It looks like vouchers are an idea whose time has come. The teachers'-union-dominated Democratic Party has until recently steadfastly opposed legislation that would provide private school vouchers for poor kids trapped in failing public schools. But now there are powerful signs that the party's opposition may be weakening, even at the very top. True, Vice President Al Gore hasn't endorsed vouchers. But by selecting voucher sympathizer Joe Lieberman as his running mate in the 2000 presidential race, he makes it harder for defenders of the status quo to taint pro-voucher forces as part of a "vast right-wing conspiracy" out to destroy the nation's public schools.

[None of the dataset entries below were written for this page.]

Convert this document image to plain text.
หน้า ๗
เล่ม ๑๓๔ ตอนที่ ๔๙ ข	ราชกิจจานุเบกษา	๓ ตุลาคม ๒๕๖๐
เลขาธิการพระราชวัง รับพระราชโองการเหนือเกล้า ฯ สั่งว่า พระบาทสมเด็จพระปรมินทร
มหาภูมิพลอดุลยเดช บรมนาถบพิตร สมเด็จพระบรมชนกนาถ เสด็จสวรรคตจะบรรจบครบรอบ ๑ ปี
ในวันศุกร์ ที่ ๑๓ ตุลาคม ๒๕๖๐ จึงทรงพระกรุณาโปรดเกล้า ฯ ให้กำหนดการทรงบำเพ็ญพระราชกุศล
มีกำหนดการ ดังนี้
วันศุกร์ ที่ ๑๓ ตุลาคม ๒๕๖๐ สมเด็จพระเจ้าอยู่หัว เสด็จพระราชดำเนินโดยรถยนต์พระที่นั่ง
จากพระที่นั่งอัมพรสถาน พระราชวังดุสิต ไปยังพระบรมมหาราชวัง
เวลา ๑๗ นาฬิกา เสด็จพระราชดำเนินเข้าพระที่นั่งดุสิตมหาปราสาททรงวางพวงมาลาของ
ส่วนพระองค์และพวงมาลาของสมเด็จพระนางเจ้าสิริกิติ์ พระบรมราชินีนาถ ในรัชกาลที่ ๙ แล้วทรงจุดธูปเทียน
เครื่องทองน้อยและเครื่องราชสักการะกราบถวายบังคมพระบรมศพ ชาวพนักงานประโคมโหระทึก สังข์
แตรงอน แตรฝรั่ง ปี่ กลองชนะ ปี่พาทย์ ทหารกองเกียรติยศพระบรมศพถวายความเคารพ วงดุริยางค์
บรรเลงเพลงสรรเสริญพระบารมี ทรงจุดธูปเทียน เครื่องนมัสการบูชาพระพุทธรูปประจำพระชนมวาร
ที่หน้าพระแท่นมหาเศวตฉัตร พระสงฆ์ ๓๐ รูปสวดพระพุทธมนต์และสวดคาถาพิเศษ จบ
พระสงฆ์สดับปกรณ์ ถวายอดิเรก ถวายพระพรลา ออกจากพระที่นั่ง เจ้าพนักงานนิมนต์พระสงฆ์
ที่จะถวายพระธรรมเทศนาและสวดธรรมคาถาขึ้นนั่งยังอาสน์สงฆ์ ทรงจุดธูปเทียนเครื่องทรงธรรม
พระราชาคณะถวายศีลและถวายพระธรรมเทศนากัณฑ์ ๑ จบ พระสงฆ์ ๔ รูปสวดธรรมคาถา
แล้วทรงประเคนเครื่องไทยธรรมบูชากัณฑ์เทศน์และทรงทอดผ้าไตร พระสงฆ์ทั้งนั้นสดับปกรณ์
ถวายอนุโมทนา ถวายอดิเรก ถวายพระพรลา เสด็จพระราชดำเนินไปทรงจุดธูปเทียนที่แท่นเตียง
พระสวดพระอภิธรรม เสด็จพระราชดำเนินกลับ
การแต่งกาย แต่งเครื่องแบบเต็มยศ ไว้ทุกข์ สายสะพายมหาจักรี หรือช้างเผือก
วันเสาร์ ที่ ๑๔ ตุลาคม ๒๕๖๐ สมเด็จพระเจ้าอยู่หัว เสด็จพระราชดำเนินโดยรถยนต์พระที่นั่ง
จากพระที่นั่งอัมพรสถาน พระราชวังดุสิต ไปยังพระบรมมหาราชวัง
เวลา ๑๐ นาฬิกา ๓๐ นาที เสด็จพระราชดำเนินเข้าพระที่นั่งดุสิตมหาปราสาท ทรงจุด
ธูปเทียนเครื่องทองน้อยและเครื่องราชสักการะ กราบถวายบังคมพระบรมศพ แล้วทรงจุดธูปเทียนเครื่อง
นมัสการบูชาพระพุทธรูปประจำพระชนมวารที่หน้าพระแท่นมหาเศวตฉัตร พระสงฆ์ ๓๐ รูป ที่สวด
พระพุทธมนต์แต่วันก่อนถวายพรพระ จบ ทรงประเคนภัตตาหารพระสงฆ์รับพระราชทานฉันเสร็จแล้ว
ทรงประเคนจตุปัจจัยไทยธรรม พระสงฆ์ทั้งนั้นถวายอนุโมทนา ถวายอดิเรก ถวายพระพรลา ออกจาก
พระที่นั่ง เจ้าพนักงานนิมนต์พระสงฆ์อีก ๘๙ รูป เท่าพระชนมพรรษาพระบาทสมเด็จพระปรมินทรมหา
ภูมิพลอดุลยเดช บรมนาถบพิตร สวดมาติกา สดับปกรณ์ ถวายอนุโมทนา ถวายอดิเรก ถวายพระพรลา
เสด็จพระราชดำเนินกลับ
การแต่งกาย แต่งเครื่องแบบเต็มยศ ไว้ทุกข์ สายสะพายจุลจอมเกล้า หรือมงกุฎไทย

Almost every week, another Democratic domino falls, bringing new defectors to the voucher camp, including former congressman and UN ambassador Andrew Young and Columbia Teachers College president Arthur Levine. Even progressive-ed guru Howard Gardner recently admitted in the New York Review of Books that American education is moving irresistibly toward a mixed system of vouchers, charter schools, and traditional public schools.

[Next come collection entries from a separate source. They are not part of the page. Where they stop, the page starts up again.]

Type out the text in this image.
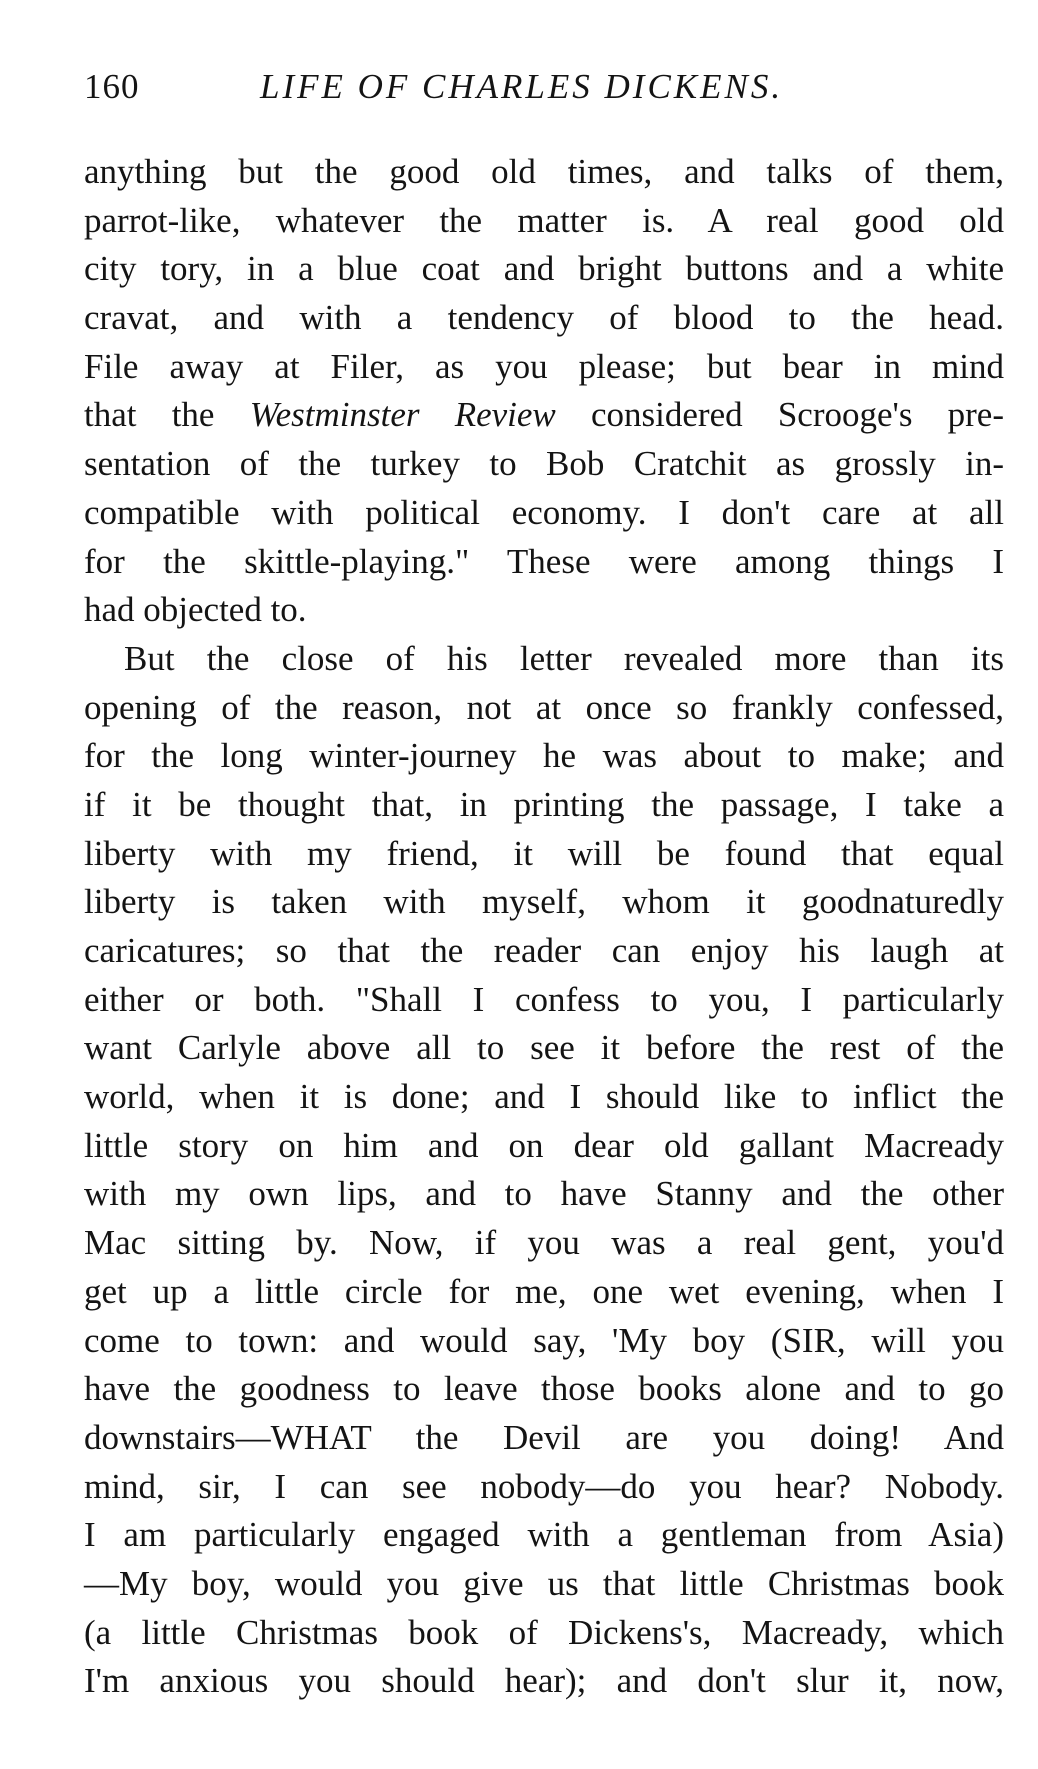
160	LIFE OF CHARLES DICKENS.
anything but the good old times, and talks of them,
parrot-like, whatever the matter is. A real good old
city tory, in a blue coat and bright buttons and a white
cravat, and with a tendency of blood to the head.
File away at Filer, as you please; but bear in mind
that the Westminster Review considered Scrooge's pre-
sentation of the turkey to Bob Cratchit as grossly in-
compatible with political economy. I don't care at all
for the skittle-playing." These were among things I
had objected to.
But the close of his letter revealed more than its
opening of the reason, not at once so frankly confessed,
for the long winter-journey he was about to make; and
if it be thought that, in printing the passage, I take a
liberty with my friend, it will be found that equal
liberty is taken with myself, whom it goodnaturedly
caricatures; so that the reader can enjoy his laugh at
either or both. "Shall I confess to you, I particularly
want Carlyle above all to see it before the rest of the
world, when it is done; and I should like to inflict the
little story on him and on dear old gallant Macready
with my own lips, and to have Stanny and the other
Mac sitting by. Now, if you was a real gent, you'd
get up a little circle for me, one wet evening, when I
come to town: and would say, 'My boy (SIR, will you
have the goodness to leave those books alone and to go
downstairs—WHAT the Devil are you doing! And
mind, sir, I can see nobody—do you hear? Nobody.
I am particularly engaged with a gentleman from Asia)
—My boy, would you give us that little Christmas book
(a little Christmas book of Dickens's, Macready, which
I'm anxious you should hear); and don't slur it, now,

Another tumbling domino is The New Republic. Having promoted Al Gore's presidential candidacy for the better part of two decades, the liberal weekly broke with the vice president on vouchers just after the Democratic convention. "The presidential candidate is wrong and the vice presidential candidate is right" on vouchers, the magazine's editorialist intoned. "We do not fully know whether vouchers will work. But the Democratic Party must no longer be afraid to find out."


And now Robert Reich, Bill Clinton's first secretary of labor and a champion of the party's populist wing, joins the list. Writing in the Wall Street Journal, Reich proposed combining vouchers for poor inner-city students with equalization of education spending between the suburbs and the city. Reich didn't say so, but this is close to what Republican Lisa Graham Keegan is doing in Arizona as the state's education boss (see "What Is Public Education?" on page 36). Finally, the New York Times recently picked up the language City Journal has been using for three years and speaks on Page One of vouchers as a civil rights battle.

A George W. Bush administration (with Keegan, say, as education secretary) would mean enthusiastic White House sponsorship of some form of voucher legislation. But even if Gore wins, vouchers could gain ground. Suppose the congress again passes a means-tested voucher bill for kids stuck in Washington, D.C.'s horrendous public schools. With prominent Democrat defectors, overwhelming urban minority support for vouchers, and with Lieberman making a case for letting a D.C. experiment go forward, there's a decent chance that Gore would sign such a limited bill—if not out of conviction, then to continue the Clinton administration's tradition of co-opting popular Republican issues.

And what would the powerful teachers' unions do about their candidate's political betrayal? The same thing the liberal constituencies that helped elect Bill Clinton did when he signed welfare-reform legislation: grumble and adjust.